Perspectives on the Expertises
Video statement by FIR e.V. on the expertise “Development, use and monetization of an industrial data basis”.“
In the Expertise “Aufbau, Nutzung und Monetarisierung einer industriellen Datenbasis” published in November by the Research Council Industrie 4.0, FIR e.V. at RWTH Aachen and the Industry Maturity Center have conducted research on maintaining competitiveness in the industry. Maximilian Schacht and Tobias Schröer explain the need for the digital transformation of established business models and pose the question of how potentials of industrial data can be better utilised in German companies. You can find an answer to this question, as well as further recommendations for action, in the video statement.
Video statement from FIR e.V.
Maximilian Schacht and Tobias Schröer on the new Expertise of the Research Council Industrie 4.0
Current positions on the expertise “AI for the implementation of Industry 4.0 in SMEs”
Viewpoints from production research
“I believe that when you talk about the need for action, you first have to complete digitalisation. AI is then a tool within digitalisation.”

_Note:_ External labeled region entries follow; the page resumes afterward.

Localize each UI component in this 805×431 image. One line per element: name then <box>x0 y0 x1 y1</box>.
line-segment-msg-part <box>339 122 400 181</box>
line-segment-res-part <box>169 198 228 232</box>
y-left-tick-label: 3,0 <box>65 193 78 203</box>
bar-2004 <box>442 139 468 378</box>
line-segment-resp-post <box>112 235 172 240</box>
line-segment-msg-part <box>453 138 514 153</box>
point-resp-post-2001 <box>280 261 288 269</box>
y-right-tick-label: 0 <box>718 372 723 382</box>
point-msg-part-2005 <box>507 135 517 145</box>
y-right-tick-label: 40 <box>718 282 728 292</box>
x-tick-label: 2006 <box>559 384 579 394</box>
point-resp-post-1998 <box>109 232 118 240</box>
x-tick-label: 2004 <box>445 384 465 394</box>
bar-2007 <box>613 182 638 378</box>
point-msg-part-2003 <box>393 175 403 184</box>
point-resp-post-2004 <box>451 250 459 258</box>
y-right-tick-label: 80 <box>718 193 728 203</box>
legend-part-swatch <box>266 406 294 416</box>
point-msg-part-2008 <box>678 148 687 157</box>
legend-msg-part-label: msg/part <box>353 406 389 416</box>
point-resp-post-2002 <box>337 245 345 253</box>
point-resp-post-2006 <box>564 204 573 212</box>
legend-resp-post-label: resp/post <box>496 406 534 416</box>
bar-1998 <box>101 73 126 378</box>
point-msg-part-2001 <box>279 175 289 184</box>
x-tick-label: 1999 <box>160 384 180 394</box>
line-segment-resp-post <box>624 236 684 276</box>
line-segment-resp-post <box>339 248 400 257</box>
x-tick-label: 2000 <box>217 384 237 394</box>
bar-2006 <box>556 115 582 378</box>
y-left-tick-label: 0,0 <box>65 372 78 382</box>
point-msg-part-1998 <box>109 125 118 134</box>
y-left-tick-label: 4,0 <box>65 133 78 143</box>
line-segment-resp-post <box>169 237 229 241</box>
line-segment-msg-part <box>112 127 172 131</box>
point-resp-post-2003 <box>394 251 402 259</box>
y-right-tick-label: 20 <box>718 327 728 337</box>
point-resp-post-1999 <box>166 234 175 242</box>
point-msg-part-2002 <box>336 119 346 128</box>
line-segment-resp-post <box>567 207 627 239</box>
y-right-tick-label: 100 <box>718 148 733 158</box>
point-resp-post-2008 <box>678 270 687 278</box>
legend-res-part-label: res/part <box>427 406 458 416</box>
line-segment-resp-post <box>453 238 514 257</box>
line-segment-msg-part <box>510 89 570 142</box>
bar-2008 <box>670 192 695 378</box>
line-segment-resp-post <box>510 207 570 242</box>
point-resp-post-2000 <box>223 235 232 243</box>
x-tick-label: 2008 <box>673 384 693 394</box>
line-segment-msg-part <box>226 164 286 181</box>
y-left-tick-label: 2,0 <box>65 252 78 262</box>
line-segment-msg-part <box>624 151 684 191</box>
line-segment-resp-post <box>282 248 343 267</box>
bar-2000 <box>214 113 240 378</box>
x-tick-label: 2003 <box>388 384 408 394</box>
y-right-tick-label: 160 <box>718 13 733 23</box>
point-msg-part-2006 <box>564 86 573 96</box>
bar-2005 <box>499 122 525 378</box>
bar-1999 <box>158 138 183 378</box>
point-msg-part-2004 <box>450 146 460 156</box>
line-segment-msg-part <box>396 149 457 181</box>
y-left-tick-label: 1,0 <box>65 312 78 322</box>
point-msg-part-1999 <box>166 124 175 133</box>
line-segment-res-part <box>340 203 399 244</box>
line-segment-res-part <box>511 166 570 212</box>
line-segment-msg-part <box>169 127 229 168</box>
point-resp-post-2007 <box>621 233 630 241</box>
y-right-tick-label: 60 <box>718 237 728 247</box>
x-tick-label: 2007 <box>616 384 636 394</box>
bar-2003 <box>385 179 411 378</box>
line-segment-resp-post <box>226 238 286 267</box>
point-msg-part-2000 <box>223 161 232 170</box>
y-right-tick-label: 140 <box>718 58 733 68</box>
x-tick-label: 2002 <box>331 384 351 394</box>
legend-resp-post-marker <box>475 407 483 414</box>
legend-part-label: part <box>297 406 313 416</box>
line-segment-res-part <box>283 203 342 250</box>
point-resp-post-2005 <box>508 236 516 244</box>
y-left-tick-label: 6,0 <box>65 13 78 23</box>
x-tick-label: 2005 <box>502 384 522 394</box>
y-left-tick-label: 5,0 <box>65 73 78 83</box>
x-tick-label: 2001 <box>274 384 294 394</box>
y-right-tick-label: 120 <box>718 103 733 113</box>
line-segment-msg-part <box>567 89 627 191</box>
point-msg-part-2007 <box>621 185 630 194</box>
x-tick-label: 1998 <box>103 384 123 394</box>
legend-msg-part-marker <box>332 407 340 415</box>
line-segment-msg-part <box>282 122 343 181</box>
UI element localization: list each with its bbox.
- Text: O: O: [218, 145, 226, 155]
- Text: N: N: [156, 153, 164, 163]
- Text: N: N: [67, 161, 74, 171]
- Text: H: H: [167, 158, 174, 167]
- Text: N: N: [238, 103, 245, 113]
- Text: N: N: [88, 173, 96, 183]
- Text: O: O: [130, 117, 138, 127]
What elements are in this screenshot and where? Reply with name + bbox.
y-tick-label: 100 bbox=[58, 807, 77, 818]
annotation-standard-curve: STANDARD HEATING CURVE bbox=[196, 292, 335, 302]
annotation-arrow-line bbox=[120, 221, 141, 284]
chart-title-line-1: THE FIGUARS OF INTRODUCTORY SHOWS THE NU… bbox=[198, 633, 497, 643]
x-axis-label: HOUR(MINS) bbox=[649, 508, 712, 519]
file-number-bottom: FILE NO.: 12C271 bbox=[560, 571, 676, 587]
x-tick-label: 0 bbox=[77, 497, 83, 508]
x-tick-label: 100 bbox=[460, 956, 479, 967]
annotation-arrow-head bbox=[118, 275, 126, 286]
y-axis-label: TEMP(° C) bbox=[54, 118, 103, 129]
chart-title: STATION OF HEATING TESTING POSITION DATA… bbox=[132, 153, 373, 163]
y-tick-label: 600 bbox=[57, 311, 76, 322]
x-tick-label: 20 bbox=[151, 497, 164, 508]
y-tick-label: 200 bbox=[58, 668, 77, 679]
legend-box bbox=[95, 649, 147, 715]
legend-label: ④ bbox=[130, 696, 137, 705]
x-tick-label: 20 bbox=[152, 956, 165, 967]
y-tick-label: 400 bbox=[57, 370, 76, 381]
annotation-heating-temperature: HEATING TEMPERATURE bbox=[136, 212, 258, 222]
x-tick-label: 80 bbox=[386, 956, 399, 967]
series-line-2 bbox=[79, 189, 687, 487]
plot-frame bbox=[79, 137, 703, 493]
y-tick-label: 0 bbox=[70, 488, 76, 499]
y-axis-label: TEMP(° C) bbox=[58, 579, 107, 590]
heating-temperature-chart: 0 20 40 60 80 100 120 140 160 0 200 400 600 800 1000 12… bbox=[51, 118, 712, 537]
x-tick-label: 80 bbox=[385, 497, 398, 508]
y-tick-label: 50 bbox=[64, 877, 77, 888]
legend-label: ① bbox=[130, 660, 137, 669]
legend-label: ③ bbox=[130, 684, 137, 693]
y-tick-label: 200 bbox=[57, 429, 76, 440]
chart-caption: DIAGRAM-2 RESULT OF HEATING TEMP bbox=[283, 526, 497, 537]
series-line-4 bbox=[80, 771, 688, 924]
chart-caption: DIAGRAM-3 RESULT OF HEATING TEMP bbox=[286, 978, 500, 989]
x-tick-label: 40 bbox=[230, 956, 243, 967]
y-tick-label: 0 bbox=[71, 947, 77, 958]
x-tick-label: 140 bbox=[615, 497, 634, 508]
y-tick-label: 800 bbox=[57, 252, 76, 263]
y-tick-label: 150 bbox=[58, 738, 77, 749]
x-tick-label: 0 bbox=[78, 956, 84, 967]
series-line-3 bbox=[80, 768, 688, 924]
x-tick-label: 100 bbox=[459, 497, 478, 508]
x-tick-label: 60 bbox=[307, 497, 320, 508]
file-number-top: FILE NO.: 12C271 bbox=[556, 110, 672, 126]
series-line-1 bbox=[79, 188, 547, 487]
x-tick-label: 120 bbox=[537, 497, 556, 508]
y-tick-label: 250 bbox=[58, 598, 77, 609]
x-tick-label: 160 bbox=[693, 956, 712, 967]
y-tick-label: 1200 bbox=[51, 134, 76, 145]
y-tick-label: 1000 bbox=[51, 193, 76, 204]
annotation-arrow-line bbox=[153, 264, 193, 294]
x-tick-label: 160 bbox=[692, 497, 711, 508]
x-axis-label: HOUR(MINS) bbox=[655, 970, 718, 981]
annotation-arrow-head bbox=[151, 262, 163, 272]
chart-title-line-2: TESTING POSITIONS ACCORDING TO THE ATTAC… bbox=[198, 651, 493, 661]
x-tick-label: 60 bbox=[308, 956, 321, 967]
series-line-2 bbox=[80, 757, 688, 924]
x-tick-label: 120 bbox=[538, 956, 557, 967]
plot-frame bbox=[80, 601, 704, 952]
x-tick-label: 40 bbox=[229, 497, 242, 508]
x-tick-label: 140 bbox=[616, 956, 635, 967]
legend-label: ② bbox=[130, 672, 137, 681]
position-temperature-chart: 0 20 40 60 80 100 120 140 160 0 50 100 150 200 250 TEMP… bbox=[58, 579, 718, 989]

“What does science have to do? Clearly ‘Explainable AI’. And ‘Explainable AI’ not only describes what the computer scientist has to do, but also actually requires translators, so-called production IT specialists.”
“A medium-sized company will definitely only build AI models on the product side,
not on the production side. Because he does not live from production,
he lives from his product.”
“If you divide AI into perception, cognition and action, then structured data acquisition with cameras or other sensors and evaluating it in terms of ‘OK/not OK’ or anomaly detection and similar approaches is highly advanced.”
“If AI is complex, then SMEs don’t dare to tackle it. That means it actually has to work intuitively, without the need for expert knowledge.”
“I also think that it is very important to develop solutions that can cope with little data. In addition, for the acceptance of an AI solution, especially among SMEs, explainable AI is required. You have to turn the black box into a white box.”
“So what I would find helpful would be young engineers who acquire a lot of knowledge about AI and then become so-called AI technology scouts. I can imagine someone saying: ‘I have the ambition to be at the forefront of AI. I know the technologies.’ Someone who comes to companies – perhaps even government-sponsored – and looks at where there are deficits and potential.”
“An AI trainer would be a really hopeful measure for me. To train a hundred young people in Germany in institutes that say: ‘I am the expert in the field of AI.'”
Prof. Eberhard Abele, PTW of TU Darmstadt – emeritus
“We use AI far too little, especially in the SME sector. When we look at AI applications outside of production and logistics – i.e. in the classic marketing area, trade area, etc. – the Americans and Chinese are light years ahead of us. But if you look at production and logistics, the world looks different. Europe is still ahead in this regard. But now really just the nose. The others have caught up massively. But we are still ahead and this is an opportunity for our industry and especially for SMEs.”
“The biggest starting point or challenge in the area of artificial intelligence and SMEs is making the possibilities and, above all, the benefits understandable, so that someone who does not deal with the topic on a daily basis, who perhaps does not even have the training, can understand the possibilities. Many, especially bosses of medium-sized companies, department managers or production managers who don’t necessarily have studied mechanical engineering, but perhaps have a master’s degree and have grown into their position, do a great job. But they have never had anything to do with modern technologies.”
“The first point that would be necessary to reduce hurdles is a significant improvement in the understanding of what AI can and cannot do. The second is: Either the medium-sized company comes to where they can experience it, or what they can experience comes to the medium-sized company.”
Prof. Wilfried Sihn, IMW at TU Vienna
“On the research side, we should work on building AI toolboxes. Using these toolboxes, we can then characterise problems and immediately identify the appropriate AI applications, which we provide preconfigured. And then the user actually only needs to load the data in, make a few explained settings and he gets the output.”
“We need an ‘embedded AI’ –
Digitalisation with AI on board, so to speak.”“You need a personality at the top of a company who looks forward and tries something out. And it takes the willingness to throw what you’ve tried back into the bin. Out of five things we try, one remains really successful.”
I think what helps most are entrepreneurs who have already used AI successfully and who tell other entrepreneurs about it.”